Sharen mantap ibunya bingung. Ia mengalihkan pandangannya menatap ponselnya yang sedang dicharger. Seketika Dara menurunkan rotannya, berarti itu menandakan kalau amarah dara menurun.
"Handphone, Sharen, lagi di cas, Bu," ucap Sharen.
Dara mengambil ponsel Sharen dengan kasar ketika melepas dari kabel data. Dara membanting ponsel Sharen di sana, Dara mengambil kembali ponsel Sharen lalu dibantingnya kembali. Sharen menatap tidak percaya, mengapa ibunya melakukan itu, melakukan pada ponselnya, dibanting berkali-kali di depannya tanpa menjelaskan sekata dua kata. Sharen menggelengkan kepalanya tidak percaya, hingga ia menutup mulut dengan tangannya.
"Kamu tahu kesalahan kamu? Kamu tahu kenapa rotan ini melayang ke kamu?" tanya Dara dengan tatapan amarah.

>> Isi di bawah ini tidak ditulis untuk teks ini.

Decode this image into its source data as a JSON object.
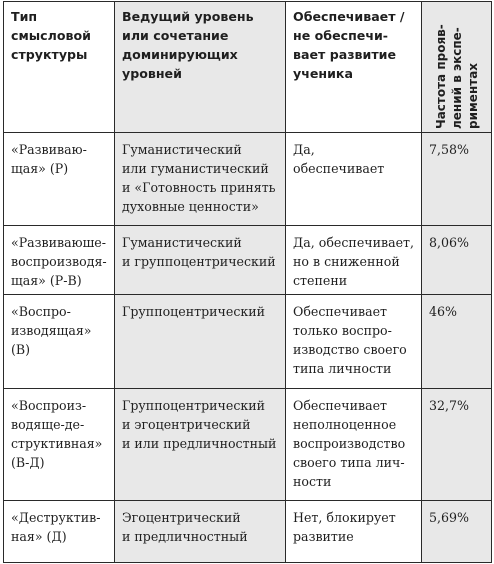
{
  "header": {
    "col1": "Тип\nсмысловой\nструктуры",
    "col2": "Ведущий уровень\nили сочетание\nдоминирующих\nуровней",
    "col3": "Обеспечивает /\nне обеспечи-\nвает развитие\nученика",
    "col4": "Частота прояв-\nлений в экспе-\nриментах"
  },
  "rows": [
    {
      "type": "«Развиваю-\nщая» (Р)",
      "level": "Гуманистический\nили гуманистический\nи «Готовность принять\nдуховные ценности»",
      "provides": "Да,\nобеспечивает",
      "freq": "7,58%"
    },
    {
      "type": "«Развиваюше-\nвоспроизводя-\nщая» (Р-В)",
      "level": "Гуманистический\nи группоцентрический",
      "provides": "Да, обеспечивает,\nно в сниженной\nстепени",
      "freq": "8,06%"
    },
    {
      "type": "«Воспро-\nизводящая»\n(В)",
      "level": "Группоцентрический",
      "provides": "Обеспечивает\nтолько воспро-\nизводство своего\nтипа личности",
      "freq": "46%"
    },
    {
      "type": "«Воспроиз-\nводяще-де-\nструктивная»\n(В-Д)",
      "level": "Группоцентрический\nи эгоцентрический\nи или предличностный",
      "provides": "Обеспечивает\nнеполноценное\nвоспроизводство\nсвоего типа лич-\nности",
      "freq": "32,7%"
    },
    {
      "type": "«Деструктив-\nная» (Д)",
      "level": "Эгоцентрический\nи предличностный",
      "provides": "Нет, блокирует\nразвитие",
      "freq": "5,69%"
    }
  ],
  "colors": {
    "shade": "#e8e8e8",
    "border": "#2a2a2a"
  }
}
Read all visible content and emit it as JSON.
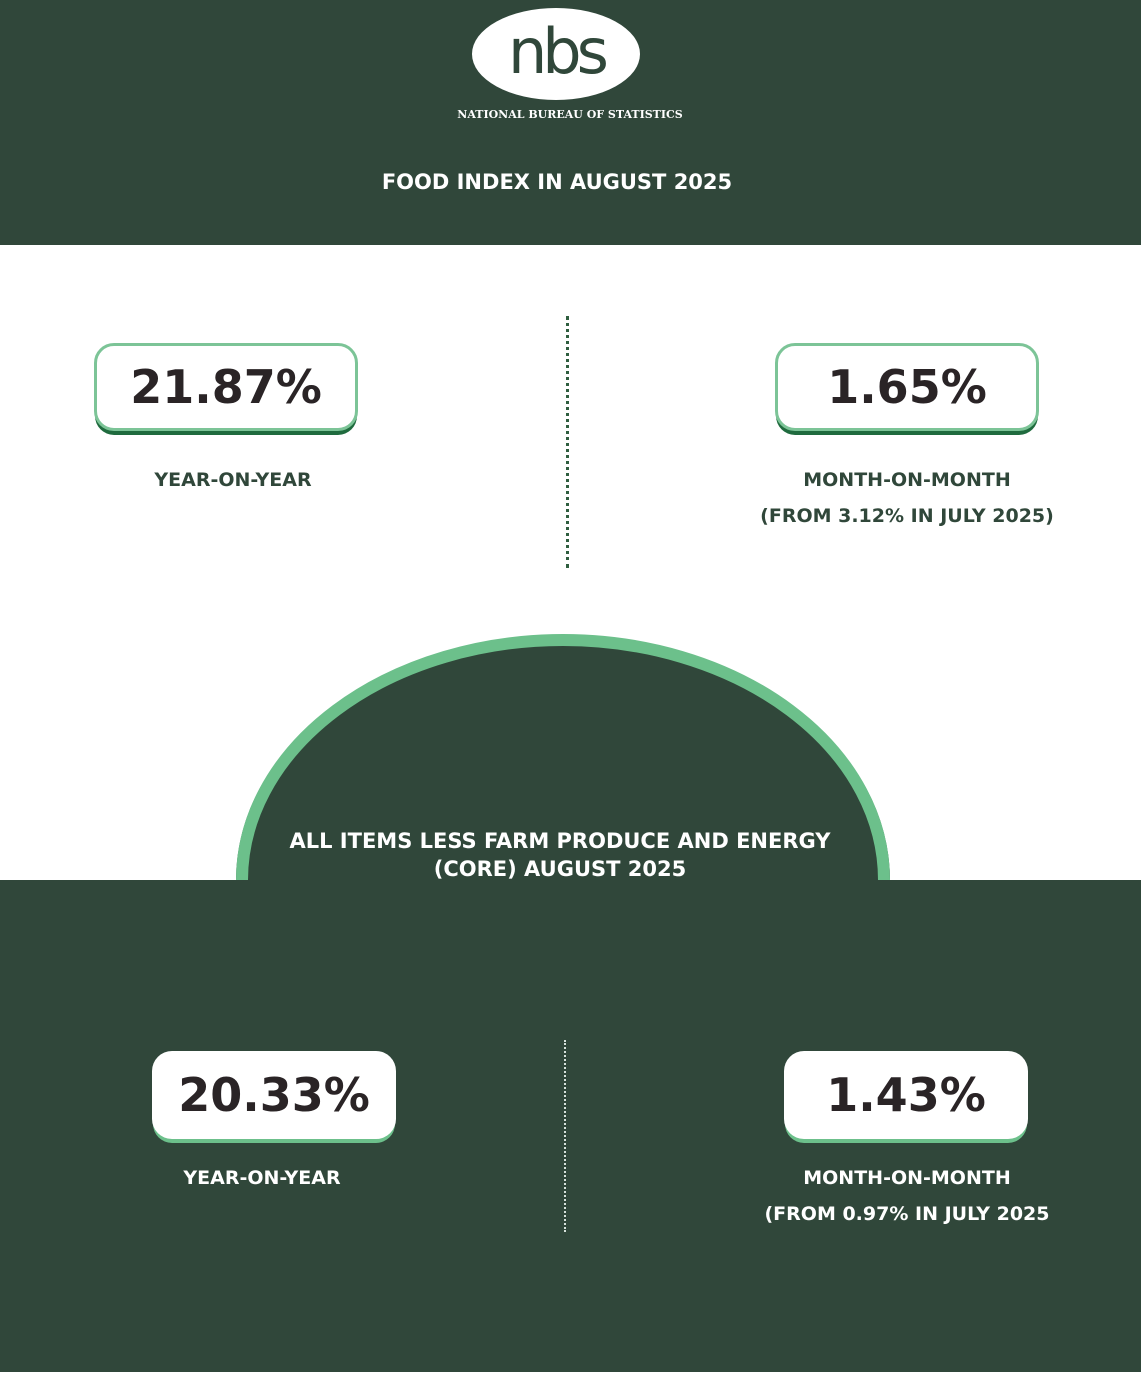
{
  "logo": {
    "mark": "nbs",
    "subtitle": "NATIONAL BUREAU OF STATISTICS"
  },
  "header": {
    "title": "FOOD INDEX IN AUGUST 2025"
  },
  "food_index": {
    "year_on_year": {
      "value": "21.87%",
      "label": "YEAR-ON-YEAR"
    },
    "month_on_month": {
      "value": "1.65%",
      "label": "MONTH-ON-MONTH",
      "note": "(FROM 3.12% IN JULY 2025)"
    }
  },
  "core": {
    "title_line1": "ALL ITEMS LESS FARM PRODUCE AND ENERGY",
    "title_line2": "(CORE) AUGUST 2025",
    "year_on_year": {
      "value": "20.33%",
      "label": "YEAR-ON-YEAR"
    },
    "month_on_month": {
      "value": "1.43%",
      "label": "MONTH-ON-MONTH",
      "note": "(FROM 0.97% IN JULY 2025"
    }
  },
  "colors": {
    "dark_green": "#30473a",
    "accent_green": "#6cc08b",
    "white": "#ffffff"
  }
}
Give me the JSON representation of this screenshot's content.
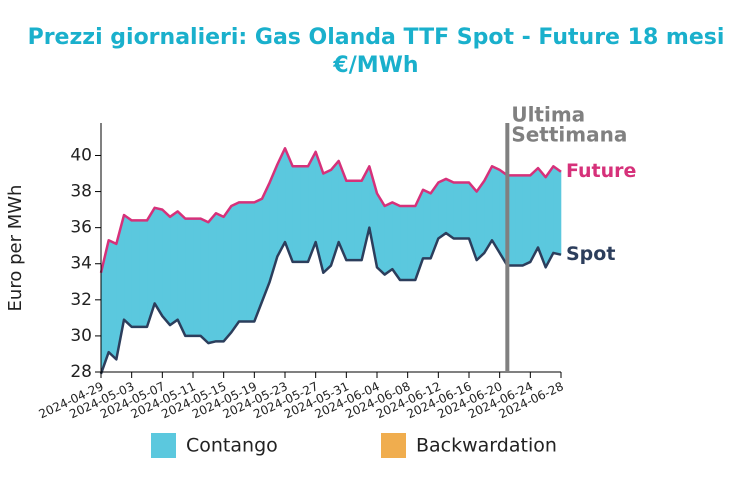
{
  "chart_data": {
    "type": "line",
    "title": "Prezzi giornalieri: Gas Olanda TTF Spot - Future 18 mesi",
    "subtitle": "€/MWh",
    "ylabel": "Euro per MWh",
    "x": [
      "2024-04-29",
      "2024-04-30",
      "2024-05-01",
      "2024-05-02",
      "2024-05-03",
      "2024-05-04",
      "2024-05-05",
      "2024-05-06",
      "2024-05-07",
      "2024-05-08",
      "2024-05-09",
      "2024-05-10",
      "2024-05-11",
      "2024-05-12",
      "2024-05-13",
      "2024-05-14",
      "2024-05-15",
      "2024-05-16",
      "2024-05-17",
      "2024-05-18",
      "2024-05-19",
      "2024-05-20",
      "2024-05-21",
      "2024-05-22",
      "2024-05-23",
      "2024-05-24",
      "2024-05-25",
      "2024-05-26",
      "2024-05-27",
      "2024-05-28",
      "2024-05-29",
      "2024-05-30",
      "2024-05-31",
      "2024-06-01",
      "2024-06-02",
      "2024-06-03",
      "2024-06-04",
      "2024-06-05",
      "2024-06-06",
      "2024-06-07",
      "2024-06-08",
      "2024-06-09",
      "2024-06-10",
      "2024-06-11",
      "2024-06-12",
      "2024-06-13",
      "2024-06-14",
      "2024-06-15",
      "2024-06-16",
      "2024-06-17",
      "2024-06-18",
      "2024-06-19",
      "2024-06-20",
      "2024-06-21",
      "2024-06-22",
      "2024-06-23",
      "2024-06-24",
      "2024-06-25",
      "2024-06-26",
      "2024-06-27",
      "2024-06-28"
    ],
    "series": [
      {
        "name": "Future",
        "color": "#d6317a",
        "values": [
          33.5,
          35.3,
          35.1,
          36.7,
          36.4,
          36.4,
          36.4,
          37.1,
          37.0,
          36.6,
          36.9,
          36.5,
          36.5,
          36.5,
          36.3,
          36.8,
          36.6,
          37.2,
          37.4,
          37.4,
          37.4,
          37.6,
          38.5,
          39.5,
          40.4,
          39.4,
          39.4,
          39.4,
          40.2,
          39.0,
          39.2,
          39.7,
          38.6,
          38.6,
          38.6,
          39.4,
          37.9,
          37.2,
          37.4,
          37.2,
          37.2,
          37.2,
          38.1,
          37.9,
          38.5,
          38.7,
          38.5,
          38.5,
          38.5,
          38.0,
          38.6,
          39.4,
          39.2,
          38.9,
          38.9,
          38.9,
          38.9,
          39.3,
          38.8,
          39.4,
          39.1
        ]
      },
      {
        "name": "Spot",
        "color": "#2c3e5c",
        "values": [
          27.9,
          29.1,
          28.7,
          30.9,
          30.5,
          30.5,
          30.5,
          31.8,
          31.1,
          30.6,
          30.9,
          30.0,
          30.0,
          30.0,
          29.6,
          29.7,
          29.7,
          30.2,
          30.8,
          30.8,
          30.8,
          31.9,
          33.0,
          34.4,
          35.2,
          34.1,
          34.1,
          34.1,
          35.2,
          33.5,
          33.9,
          35.2,
          34.2,
          34.2,
          34.2,
          36.0,
          33.8,
          33.4,
          33.7,
          33.1,
          33.1,
          33.1,
          34.3,
          34.3,
          35.4,
          35.7,
          35.4,
          35.4,
          35.4,
          34.2,
          34.6,
          35.3,
          34.6,
          33.9,
          33.9,
          33.9,
          34.1,
          34.9,
          33.8,
          34.6,
          34.5
        ]
      }
    ],
    "fill": [
      {
        "name": "Contango",
        "color": "#5bc8de"
      },
      {
        "name": "Backwardation",
        "color": "#f0ad4e"
      }
    ],
    "xlim": [
      "2024-04-29",
      "2024-06-28"
    ],
    "xticks": [
      "2024-04-29",
      "2024-05-03",
      "2024-05-07",
      "2024-05-11",
      "2024-05-15",
      "2024-05-19",
      "2024-05-23",
      "2024-05-27",
      "2024-05-31",
      "2024-06-04",
      "2024-06-08",
      "2024-06-12",
      "2024-06-16",
      "2024-06-20",
      "2024-06-24",
      "2024-06-28"
    ],
    "ylim": [
      28,
      41.8
    ],
    "yticks": [
      28,
      30,
      32,
      34,
      36,
      38,
      40
    ],
    "annotation": {
      "x": "2024-06-21",
      "lines": [
        "Ultima",
        "Settimana"
      ],
      "color": "#808080"
    }
  }
}
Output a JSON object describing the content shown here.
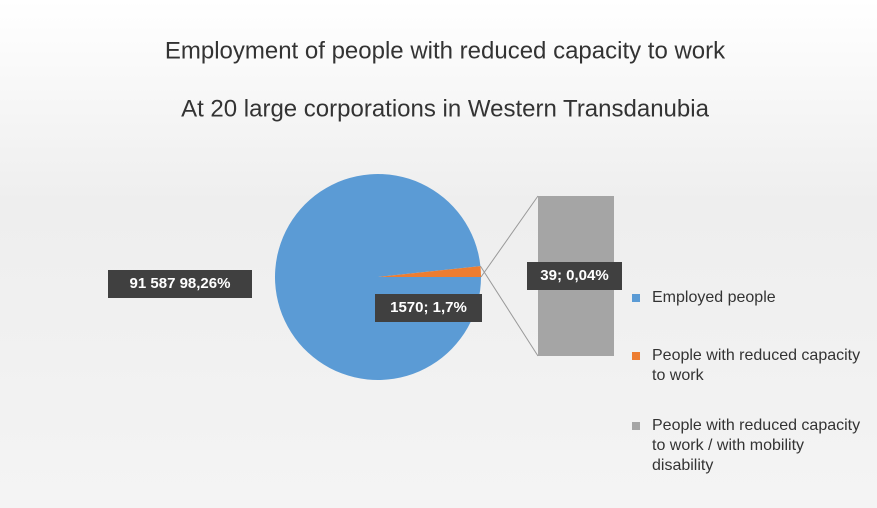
{
  "chart_data": {
    "type": "pie-of-bar",
    "title": "Employment of people with reduced capacity to work",
    "subtitle": "At 20 large corporations in Western Transdanubia",
    "categories": [
      "Employed people",
      "People with reduced capacity to work",
      "People with reduced capacity to work / with mobility disability"
    ],
    "values": [
      91587,
      1570,
      39
    ],
    "value_labels": [
      "91 587 98,26%",
      "1570; 1,7%",
      "39; 0,04%"
    ],
    "colors": [
      "#5b9bd5",
      "#ed7d31",
      "#a5a5a5"
    ],
    "legend": "right"
  }
}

"Ibu kenapa banting handphone aku ~" Suara pelan dengan lemah itu keluar dari bibir Sharen.
"Itu karena kamu punya kesalahan," teriak Dara.
Kesalahan apa yang membuat Dara marah padanya, padahal Sharen tidak melakukan kesalahan hari ini atau hari-hari kemarin. Sudah cukup laptop Sharen satu-satu dibanting Dara hingga rusak karena Sharen tidak mengizinkan Nura - anak ketiga atau adik Sharen, karena dirinya sedang mengerjakan tugas desainnya yang masih setengah lagi. Tapi Nura mengadu pada Dara, saat itu juga saat Sharen lagi mengerjakan tugasnya, laptopnya langsung dibanting dan rusak fatal, hingga saat ini laptopnya masih terpajang di meja belajarnya walaupun tidak terpakai lagi.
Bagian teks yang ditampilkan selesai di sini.